FRANCS. Peuple germanique, les Francs s'installèrent en Gaule aux IVe et vie siècles ap. J.-C. et donnèrent (bien plus tard) leur nom à la France. Demeurés païens même si certains adhérèrent à l'hérésie arienne, ils étaient divisés en plusieurs groupes dont les plus importants étaient les Francs saliens et les Francs du Rhin, chaque tribu étant dirigée par un chef élu par les guerriers. Ils étaient établis vers le milieu du IIIe siècle sur les rives du Rhin inférieur. Ils lancèrent plusieurs raids dans l'Empire romain, et on les trouve dès le début du IVe siècle engagés comme auxiliaires dans l'armée romaine et même fédérés (ou alliés) de Rome, chargés de défendre la frontière gallo-romaine. Ce fut à partir des Grandes Invasions que commença l'expansion des Francs en Gaule (Ve siècle). Sous le règne de Clovis (481-511) devenu catholique vers 496, et de ses successeurs, la quasi-totalité du pays passa sous leur domination. Voir Germains, Mérovée.

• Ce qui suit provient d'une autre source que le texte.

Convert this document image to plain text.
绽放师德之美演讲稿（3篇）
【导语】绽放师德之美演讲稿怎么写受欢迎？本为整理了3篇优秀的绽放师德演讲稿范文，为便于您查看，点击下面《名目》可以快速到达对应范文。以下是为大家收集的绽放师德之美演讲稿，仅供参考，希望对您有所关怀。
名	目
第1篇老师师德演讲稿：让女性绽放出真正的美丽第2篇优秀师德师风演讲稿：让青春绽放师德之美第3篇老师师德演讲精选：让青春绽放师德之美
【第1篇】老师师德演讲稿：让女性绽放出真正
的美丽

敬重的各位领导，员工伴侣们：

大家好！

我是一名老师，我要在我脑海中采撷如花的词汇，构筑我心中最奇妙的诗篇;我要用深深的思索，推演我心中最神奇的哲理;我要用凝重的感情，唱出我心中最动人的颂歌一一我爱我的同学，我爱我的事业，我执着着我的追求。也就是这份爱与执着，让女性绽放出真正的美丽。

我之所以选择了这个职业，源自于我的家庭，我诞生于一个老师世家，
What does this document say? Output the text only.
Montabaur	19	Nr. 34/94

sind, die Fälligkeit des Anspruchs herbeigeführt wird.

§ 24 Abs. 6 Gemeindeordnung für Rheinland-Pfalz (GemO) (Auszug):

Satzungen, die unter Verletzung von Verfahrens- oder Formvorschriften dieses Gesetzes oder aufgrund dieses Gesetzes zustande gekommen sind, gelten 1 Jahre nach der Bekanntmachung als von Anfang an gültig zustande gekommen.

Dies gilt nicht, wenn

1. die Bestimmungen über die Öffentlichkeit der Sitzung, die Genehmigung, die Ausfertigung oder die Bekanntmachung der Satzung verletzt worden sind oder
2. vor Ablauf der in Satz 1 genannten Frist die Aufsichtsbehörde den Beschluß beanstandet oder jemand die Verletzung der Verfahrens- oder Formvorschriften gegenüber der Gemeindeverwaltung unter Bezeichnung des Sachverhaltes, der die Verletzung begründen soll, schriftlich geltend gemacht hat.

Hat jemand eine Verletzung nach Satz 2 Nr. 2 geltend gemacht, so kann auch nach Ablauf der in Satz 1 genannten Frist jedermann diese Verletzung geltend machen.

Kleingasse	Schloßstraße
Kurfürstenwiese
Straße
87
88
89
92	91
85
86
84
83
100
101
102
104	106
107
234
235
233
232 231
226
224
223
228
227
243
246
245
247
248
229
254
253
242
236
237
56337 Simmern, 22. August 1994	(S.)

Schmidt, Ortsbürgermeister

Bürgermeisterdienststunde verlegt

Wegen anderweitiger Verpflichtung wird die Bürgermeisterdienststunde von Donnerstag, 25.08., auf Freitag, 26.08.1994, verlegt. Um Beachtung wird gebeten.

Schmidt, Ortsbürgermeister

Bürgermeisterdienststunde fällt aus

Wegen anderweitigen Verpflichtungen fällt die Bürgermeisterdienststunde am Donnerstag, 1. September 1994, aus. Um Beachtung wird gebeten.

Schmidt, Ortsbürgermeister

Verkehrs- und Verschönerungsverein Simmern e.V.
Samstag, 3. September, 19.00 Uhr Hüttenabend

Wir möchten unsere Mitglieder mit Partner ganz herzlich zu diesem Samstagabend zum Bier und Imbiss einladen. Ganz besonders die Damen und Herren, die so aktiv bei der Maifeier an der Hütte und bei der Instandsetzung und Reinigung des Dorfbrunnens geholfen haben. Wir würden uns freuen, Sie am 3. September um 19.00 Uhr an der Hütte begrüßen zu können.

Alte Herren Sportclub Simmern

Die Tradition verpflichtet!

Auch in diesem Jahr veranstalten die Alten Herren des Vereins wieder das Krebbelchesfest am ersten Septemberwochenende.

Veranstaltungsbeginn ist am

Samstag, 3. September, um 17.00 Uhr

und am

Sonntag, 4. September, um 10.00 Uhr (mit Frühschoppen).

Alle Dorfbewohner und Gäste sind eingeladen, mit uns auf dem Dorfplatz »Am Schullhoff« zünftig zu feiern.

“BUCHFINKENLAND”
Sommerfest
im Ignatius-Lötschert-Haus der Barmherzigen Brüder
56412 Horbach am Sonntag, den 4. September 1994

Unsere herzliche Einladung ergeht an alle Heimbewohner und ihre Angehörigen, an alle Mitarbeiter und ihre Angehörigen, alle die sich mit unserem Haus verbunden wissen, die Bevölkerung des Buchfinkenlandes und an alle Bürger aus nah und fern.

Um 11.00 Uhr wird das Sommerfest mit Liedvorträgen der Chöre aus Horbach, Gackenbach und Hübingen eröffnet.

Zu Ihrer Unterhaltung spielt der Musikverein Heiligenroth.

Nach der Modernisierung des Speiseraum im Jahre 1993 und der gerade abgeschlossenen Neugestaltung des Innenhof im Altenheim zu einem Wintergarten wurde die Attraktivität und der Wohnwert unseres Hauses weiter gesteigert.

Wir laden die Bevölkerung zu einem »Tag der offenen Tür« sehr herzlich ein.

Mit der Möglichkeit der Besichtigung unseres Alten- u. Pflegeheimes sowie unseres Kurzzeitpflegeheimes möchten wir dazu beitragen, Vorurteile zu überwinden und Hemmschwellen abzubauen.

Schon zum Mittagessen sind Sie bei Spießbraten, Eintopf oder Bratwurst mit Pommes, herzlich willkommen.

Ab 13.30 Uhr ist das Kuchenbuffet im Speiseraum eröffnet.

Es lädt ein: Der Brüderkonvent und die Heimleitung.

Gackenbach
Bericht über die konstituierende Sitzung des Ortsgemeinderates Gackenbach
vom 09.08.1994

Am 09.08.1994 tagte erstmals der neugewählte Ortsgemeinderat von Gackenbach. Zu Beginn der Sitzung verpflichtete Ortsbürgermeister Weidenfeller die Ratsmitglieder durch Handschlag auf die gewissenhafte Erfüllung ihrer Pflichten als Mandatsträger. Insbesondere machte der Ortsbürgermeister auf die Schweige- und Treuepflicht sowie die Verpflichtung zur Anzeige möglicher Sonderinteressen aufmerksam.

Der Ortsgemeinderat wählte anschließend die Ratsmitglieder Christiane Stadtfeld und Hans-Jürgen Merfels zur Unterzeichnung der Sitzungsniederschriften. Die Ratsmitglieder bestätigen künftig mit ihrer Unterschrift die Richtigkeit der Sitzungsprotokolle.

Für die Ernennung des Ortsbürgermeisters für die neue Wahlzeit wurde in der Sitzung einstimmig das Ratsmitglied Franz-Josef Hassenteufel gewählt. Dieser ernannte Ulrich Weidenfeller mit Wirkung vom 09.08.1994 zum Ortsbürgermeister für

FRANCS DU RHIN. Nom donné aux Francs établis au début du Ve siècle sur la rive gauche du Rhin. On leur a donné le nom de Francs ripuaires aux IXe et Xe siècles. Voir Francs saliens. FRANCS SALIENS. Nom donné aux Francs établis au début du Ve siècle dans la région du Brabant (en Belgique). Mérovée, Franc salien, donna son nom à la dynastie des Mérovingiens. Voir Francs du Rhin.